Схватка произошла молниеносно. Стражник протянул руку к узелку. Кшисяк хватил его кулаком по голове. Аж хрустнуло. Прежде чем другой выхватил револьвер, под Кшисяком уже затрещал забор. В одну секунду он перемахнул на другую сторону и понесся дальше, будто и не хромал никогда. У него еще хватило сообразительности перед прыжком оставить сверток на улице. С этим надо быть поосторожнее — взорвется, тогда крышка, — костей не соберешь.
Он упал в заросшую лопухами яму, моментально выкарабкался, побежал между сараями и штабелями досок.

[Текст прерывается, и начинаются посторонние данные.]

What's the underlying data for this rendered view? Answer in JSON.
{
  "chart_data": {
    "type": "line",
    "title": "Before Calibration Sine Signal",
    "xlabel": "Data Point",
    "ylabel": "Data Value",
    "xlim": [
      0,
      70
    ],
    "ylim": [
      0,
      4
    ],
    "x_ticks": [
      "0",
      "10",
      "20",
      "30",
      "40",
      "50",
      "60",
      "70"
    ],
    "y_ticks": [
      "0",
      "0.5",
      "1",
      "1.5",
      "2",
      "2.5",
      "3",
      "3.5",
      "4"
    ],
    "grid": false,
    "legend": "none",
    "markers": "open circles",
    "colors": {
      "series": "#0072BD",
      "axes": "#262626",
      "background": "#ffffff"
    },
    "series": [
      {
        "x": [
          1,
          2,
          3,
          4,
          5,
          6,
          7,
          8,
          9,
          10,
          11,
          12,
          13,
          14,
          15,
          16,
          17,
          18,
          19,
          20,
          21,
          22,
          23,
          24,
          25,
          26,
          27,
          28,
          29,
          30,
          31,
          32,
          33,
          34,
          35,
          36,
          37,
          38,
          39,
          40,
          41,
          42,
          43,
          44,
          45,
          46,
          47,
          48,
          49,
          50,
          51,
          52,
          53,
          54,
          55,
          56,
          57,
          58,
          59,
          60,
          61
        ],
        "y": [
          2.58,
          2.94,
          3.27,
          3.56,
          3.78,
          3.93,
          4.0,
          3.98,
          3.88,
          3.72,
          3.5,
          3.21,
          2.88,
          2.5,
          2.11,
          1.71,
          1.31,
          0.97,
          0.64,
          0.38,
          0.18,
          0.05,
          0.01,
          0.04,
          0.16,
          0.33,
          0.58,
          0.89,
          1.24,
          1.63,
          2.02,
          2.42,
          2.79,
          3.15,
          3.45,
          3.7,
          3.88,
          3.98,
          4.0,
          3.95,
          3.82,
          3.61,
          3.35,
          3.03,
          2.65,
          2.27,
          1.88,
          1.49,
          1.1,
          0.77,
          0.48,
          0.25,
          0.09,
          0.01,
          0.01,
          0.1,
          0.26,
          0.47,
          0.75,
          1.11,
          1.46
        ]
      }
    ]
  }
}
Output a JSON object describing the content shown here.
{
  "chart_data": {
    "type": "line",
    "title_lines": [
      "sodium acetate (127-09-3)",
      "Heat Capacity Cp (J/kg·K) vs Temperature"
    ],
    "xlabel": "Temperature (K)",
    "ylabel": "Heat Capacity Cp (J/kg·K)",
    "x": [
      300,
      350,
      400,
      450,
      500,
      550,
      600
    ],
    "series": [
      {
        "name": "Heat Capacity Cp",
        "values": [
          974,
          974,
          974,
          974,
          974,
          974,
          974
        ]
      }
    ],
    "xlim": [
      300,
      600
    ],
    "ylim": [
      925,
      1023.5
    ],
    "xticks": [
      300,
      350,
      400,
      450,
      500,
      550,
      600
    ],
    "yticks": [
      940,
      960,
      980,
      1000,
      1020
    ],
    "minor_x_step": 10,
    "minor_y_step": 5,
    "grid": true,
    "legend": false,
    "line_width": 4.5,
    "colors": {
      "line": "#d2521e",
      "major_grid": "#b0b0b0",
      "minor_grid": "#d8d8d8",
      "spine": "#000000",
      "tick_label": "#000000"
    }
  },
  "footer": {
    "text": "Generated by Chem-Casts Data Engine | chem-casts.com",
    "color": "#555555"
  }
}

Теперь он вспомнил, — здесь можно было пробраться к речке, потом предместьем в лес.
Его словно кнутом подгоняли шум и крики, поднявшиеся там, на улице. Грянул выстрел. Кшисяк понесся, как преследуемый заяц.

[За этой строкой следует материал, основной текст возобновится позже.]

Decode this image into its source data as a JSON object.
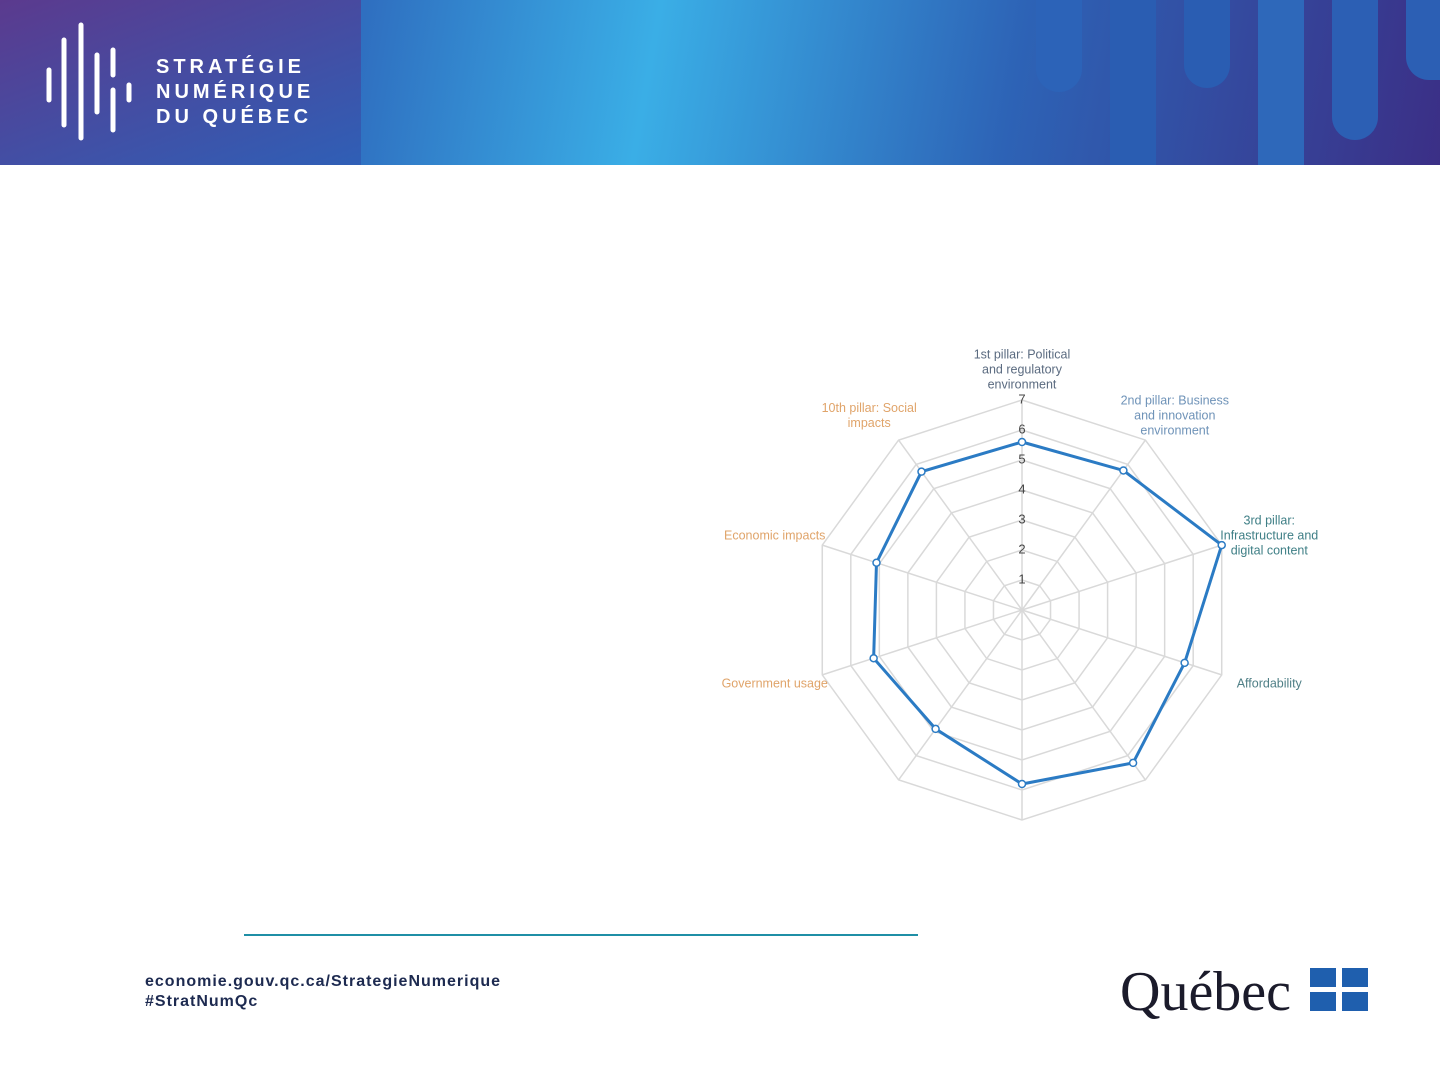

И вдруг услышал голоса с противоположной стороны — прямо перед собой. Его окружали. А сверточек он, как назло, оставил на улице. Остался с голыми руками, оружия он на всякий случай с собой не носил. Хуже, когда поймают с оружием. А в батрацкой одежде, с клетчатым платком в руках, он был уверен, что его не остановят. Только вот за последнее время он слишком часто попадался на глаза Филиппчуку. Вот и попался. На этот раз, кажется, окончательно.

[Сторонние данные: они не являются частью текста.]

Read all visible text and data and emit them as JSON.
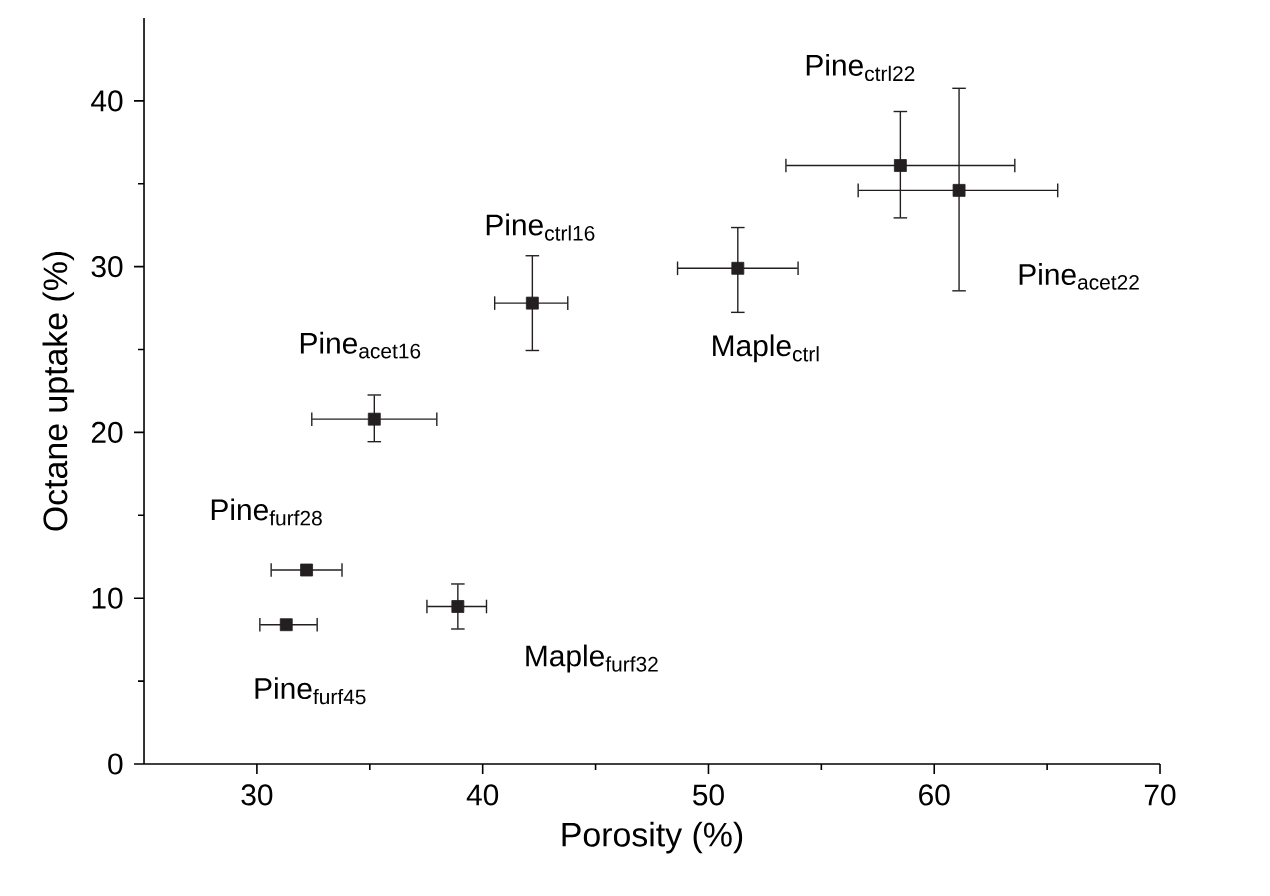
{
  "chart_data": {
    "type": "scatter",
    "xlabel": "Porosity (%)",
    "ylabel": "Octane uptake (%)",
    "x": [
      58.5,
      61.1,
      51.3,
      42.2,
      35.2,
      32.2,
      31.3,
      38.9
    ],
    "series": [
      {
        "color": "#231f20",
        "values": [
          36.1,
          34.6,
          29.9,
          27.8,
          20.8,
          11.7,
          8.4,
          9.5
        ],
        "errors": [
          [
            32.9,
            39.4
          ],
          [
            28.5,
            40.8
          ],
          [
            27.2,
            32.4
          ],
          [
            24.9,
            30.7
          ],
          [
            19.4,
            22.3
          ],
          null,
          null,
          [
            8.1,
            10.9
          ]
        ],
        "xerrors": [
          [
            53.4,
            63.6
          ],
          [
            56.6,
            65.5
          ],
          [
            48.6,
            54.0
          ],
          [
            40.5,
            43.8
          ],
          [
            32.4,
            38.0
          ],
          [
            30.6,
            33.8
          ],
          [
            30.1,
            32.7
          ],
          [
            37.5,
            40.2
          ]
        ]
      }
    ],
    "annotations": [
      {
        "text": "Pine$_{ctrl22}$",
        "x": 58.5,
        "y": 36.1
      },
      "Pine$_{acet22}$",
      {
        "text": "Maple$_{ctrl}$",
        "x": 51.3,
        "y": 29.9
      },
      {
        "text": "Pine$_{ctrl16}$",
        "x": 42.2,
        "y": 27.8
      },
      {
        "text": "Pine$_{acet16}$",
        "x": 35.2,
        "y": 20.8
      },
      {
        "text": "Pine$_{furf28}$",
        "x": 32.2,
        "y": 11.7
      },
      {
        "text": "Pine$_{furf45}$",
        "x": 31.3,
        "y": 8.4
      },
      {
        "text": "Maple$_{furf32}$",
        "x": 38.9,
        "y": 9.5
      }
    ],
    "xlim": [
      25,
      70
    ],
    "ylim": [
      0,
      45
    ],
    "xticks": [
      30,
      40,
      50,
      60,
      70
    ],
    "yticks": [
      0,
      10,
      20,
      30,
      40
    ],
    "marker": "square"
  }
}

Но вдруг он вспомнил. Где-то здесь был старый подвал. Он лихорадочно пытался найти его.
И нашел. В самое время. Только успел протиснуться в узкую, заросшую лопухами щель, как шум усилился. Вблизи раздались торопливые шаги, свистки, крики. Стражники колотили шашками по штабелям досок, шарили по всем сараям, скрипя давно не открывавшимися дверями. Громко разговаривали. Слышалась грубая брань.
Мало-помалу все утихло. Но Кшисяк просидел в своем тайнике до вечера. О том, чтобы идти домой, и разговору быть не могло. Ведь Филиппчук прекрасно знал его. Теперь уж придется скрываться днем и ночью. Носу на улицу не показывать. Теперь уж ему пощады не будет.
Ночью он вылез из своего убежища, весь окоченевший. Его трясло от холода. Ведь над ним уже закачалась петля, — еще немного, и он болтался бы на веревке с балки над этими лопухами в разрушенном временем и орудийными выстрелами ветхом сарае.
В ней нет ничего необычного, в смерти. Но когда человек остается с ней лицом к лицу, ему становится страшно. Сосет под ложечкой. Есть что-то такое в человеке, что заставляет его крепко держаться за жизнь, цепляться за нее всеми силами.
Да и одно дело смерть в избе, около жены и детей. Это смерть — неизбежная, потому что время настало. Это знакомая смерть, суровая, но спокойная. Видно, как она приближается, как помаленьку охватывает человека, начиная с ног, железным обручем. Дойдет до сердца — и конец. Такую смерть видишь каждый день вокруг себя.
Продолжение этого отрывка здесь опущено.